Et si on faisait parler les morts ?
Narcisa & Malfatto


L'après-midi battait son plein à Venise. Chacun avait reprit son poste ou vaquait à ses occupations. Telle une fourmilière, la ville s'affairait avec entrain. Parmi ces fourmis, Aline. Hier soir, elle avait remis un peu d'ordre dans son carnet et en avait profité pour faire un bilan de toutes ses recherches. Au total, un nombre incalculable de meurtres et rien qui permette de trouver qui en était à l'origine. Tous ces meurtres étaient liés mais jusqu'à quel point ?

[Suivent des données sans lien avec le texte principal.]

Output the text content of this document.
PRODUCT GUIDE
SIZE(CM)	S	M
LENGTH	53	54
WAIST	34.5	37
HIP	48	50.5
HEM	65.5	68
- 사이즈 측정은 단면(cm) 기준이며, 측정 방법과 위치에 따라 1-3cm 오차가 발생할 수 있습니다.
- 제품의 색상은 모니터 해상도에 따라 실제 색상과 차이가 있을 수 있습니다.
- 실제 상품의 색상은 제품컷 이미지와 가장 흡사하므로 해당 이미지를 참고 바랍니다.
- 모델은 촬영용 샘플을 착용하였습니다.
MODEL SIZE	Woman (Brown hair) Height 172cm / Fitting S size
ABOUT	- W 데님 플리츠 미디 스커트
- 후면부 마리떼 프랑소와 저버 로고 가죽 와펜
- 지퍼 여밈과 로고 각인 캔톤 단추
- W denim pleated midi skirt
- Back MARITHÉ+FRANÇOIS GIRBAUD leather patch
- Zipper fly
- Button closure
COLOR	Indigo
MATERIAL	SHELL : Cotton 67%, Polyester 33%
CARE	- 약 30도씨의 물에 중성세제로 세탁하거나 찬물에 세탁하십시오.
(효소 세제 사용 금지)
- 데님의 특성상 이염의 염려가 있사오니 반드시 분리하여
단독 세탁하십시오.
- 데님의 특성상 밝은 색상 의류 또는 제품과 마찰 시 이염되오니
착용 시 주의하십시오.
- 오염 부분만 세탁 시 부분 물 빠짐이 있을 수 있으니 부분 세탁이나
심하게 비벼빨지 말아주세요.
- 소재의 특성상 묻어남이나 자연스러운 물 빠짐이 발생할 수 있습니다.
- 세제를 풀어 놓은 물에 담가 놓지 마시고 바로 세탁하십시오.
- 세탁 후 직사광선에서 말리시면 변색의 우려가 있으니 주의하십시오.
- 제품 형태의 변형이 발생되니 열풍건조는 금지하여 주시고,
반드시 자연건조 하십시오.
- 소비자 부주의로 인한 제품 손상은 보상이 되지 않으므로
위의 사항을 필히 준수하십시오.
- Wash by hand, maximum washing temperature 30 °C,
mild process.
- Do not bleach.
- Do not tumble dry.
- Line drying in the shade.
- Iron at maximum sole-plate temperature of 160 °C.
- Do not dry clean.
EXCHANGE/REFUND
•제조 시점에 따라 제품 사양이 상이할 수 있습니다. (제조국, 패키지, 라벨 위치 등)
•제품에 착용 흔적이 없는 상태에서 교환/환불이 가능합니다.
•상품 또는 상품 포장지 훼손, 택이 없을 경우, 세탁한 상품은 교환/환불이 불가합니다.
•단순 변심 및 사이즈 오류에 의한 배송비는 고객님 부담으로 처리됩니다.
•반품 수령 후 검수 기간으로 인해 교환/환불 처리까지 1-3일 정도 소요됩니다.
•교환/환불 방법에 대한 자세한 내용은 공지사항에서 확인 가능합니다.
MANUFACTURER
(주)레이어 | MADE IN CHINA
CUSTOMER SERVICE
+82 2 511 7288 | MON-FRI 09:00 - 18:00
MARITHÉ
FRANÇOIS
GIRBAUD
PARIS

Aline savait. Deux groupes sévissaient. Selon les dires de Vincent et ce qu'elle en avait déduit avec le temps, c'est que tous ces meurtres étaient liés à la Fontaine de Jouvence. Cependant, ses recherches continuaient de patauger. Comme le chiot essayant d'attraper sa queue, Aline avait l'impression de tourner en rond. Il lui manquait encore beaucoup trop de choses pour comprendre aisément la situation et c'était là le problème. De plus, cette impression d'être sans doute passée à côté d'indices lui nouait l'estomac. Alors, elle se mit en tête de revoir certains points minutieusement. Pour commencer, il y avait une piste intéressante qu'elle n'avait jamais creusé. Les victimes. Certes, dans ses articles, elle précisait la méthode qu'avait utilisé l'assassin ou les assassins pour mettre un terme aux jours de leur victime mais, rien de plus. Peut-être y avait-il des détails à analyser, des indices à découvrir. Pensant à cela, Aline réfléchit à la manière dont elle pourrait obtenir des informations à ce sujet. L'endroit idéal était sans nul doute les pompes funèbres.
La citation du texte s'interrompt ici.